Portrait Thomas de Maizière

Erinnerungen sind wie Fäden, die fein miteinander verwoben sind und die das, was wir erleben, zusammenhalten. Die Art, wie wir mit diesen Fäden umgehen, sagt viel aus - über uns selbst, aber auch über unser Volk. Wir Deutschen erinnern uns gerne. So gedenken wir in diesem Jahr voller Freude und Stolz der Wiedervereinigung vor 25 Jahren. Auch wenn ich selbst sehr gerne zurückdenke an diese Zeit, so beschleicht mich doch manchmal angesichts all dieser Rückblicke und Erinnerungsfeierlichkeiten ein seltsames Gefühl. Warum reden wir Deutschen nur so gerne über das, was hinter uns liegt? Warum diskutieren wir nicht mindestens ebenso leidenschaftlich über das, was vor uns liegt? Wie soll sie denn sein, die Welt, in der unsere Kinder und Kindeskinder leben werden? Diese Frage gilt vielen von uns seit dem Scheitern der großen Utopien sogar als leicht naiv. Wenn wir heute über unsere Zukunft reden, dann malen wir leider meist ein eher düsteres Bild von wachsenden Bedrohungen, steigender Komplexität und abnehmender Vorhersehbarkeit. Während früher der Glaube an eine bessere Zukunft vorherrschte, so scheint uns die Zukunft heute eher Angst zu machen. 

 

Dabei müssten gerade wir Deutschen es besser wissen. Was lehrt sie uns denn, die Erinnerung an die Wiedervereinigung?
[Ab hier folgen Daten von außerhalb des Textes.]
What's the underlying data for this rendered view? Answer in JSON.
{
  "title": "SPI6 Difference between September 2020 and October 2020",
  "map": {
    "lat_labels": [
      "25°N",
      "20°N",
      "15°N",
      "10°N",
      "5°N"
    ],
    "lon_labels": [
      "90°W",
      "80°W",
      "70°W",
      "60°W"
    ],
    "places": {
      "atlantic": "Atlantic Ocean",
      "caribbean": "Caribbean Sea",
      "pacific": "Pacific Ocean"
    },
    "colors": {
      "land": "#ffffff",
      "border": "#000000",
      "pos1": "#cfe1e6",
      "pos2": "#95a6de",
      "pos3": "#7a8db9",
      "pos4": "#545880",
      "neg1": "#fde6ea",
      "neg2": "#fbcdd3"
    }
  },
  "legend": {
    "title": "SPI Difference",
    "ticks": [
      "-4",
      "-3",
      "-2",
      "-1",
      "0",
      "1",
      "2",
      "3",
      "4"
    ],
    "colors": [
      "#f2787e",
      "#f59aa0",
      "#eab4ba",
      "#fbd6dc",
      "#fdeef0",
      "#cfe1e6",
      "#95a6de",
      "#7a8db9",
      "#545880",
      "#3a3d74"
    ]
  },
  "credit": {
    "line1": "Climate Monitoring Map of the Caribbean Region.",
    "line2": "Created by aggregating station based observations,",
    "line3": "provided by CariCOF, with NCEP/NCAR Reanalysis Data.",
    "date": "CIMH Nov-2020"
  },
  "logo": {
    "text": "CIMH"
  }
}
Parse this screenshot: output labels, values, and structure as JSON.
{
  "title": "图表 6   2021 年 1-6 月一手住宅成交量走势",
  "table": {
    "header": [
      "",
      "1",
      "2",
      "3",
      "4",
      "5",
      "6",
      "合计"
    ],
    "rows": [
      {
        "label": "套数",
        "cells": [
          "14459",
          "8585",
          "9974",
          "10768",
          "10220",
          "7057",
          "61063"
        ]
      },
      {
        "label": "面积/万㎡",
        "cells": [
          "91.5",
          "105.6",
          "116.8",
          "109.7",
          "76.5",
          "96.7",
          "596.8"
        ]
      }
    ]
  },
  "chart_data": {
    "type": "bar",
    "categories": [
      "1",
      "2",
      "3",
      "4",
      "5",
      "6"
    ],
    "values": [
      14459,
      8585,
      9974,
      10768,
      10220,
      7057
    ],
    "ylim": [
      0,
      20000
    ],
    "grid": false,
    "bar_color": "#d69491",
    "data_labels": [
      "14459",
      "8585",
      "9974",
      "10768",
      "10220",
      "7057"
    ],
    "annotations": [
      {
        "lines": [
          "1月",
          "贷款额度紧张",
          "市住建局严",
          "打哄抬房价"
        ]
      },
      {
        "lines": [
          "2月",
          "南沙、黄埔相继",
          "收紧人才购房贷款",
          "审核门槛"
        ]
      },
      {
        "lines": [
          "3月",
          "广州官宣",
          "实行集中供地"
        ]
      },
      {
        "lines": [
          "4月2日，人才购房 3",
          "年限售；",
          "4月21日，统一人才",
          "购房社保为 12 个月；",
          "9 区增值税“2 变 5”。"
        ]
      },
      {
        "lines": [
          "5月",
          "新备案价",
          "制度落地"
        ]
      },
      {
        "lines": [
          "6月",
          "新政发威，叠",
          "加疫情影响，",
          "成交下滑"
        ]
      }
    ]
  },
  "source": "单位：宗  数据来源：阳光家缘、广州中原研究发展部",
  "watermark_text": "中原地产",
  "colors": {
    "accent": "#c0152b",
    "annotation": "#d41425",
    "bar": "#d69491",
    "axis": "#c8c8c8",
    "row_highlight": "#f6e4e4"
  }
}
Wunderbar turbulent und aufregend war sie, diese Zeit: geprägt von der Bereitschaft, ins Ungewisse zu gehen, und der Gewissheit, dass es gelingen kann, auch scheinbar Unveränderliches zu verändern. Diesen Faden aufzunehmen, ihn weiterzuspinnen, das ist unsere Aufgabe. Erinnerung kann ein innerer Funke sein, eine nie versiegende Energiequelle - daran sollten wir uns auch einmal wieder erinnern.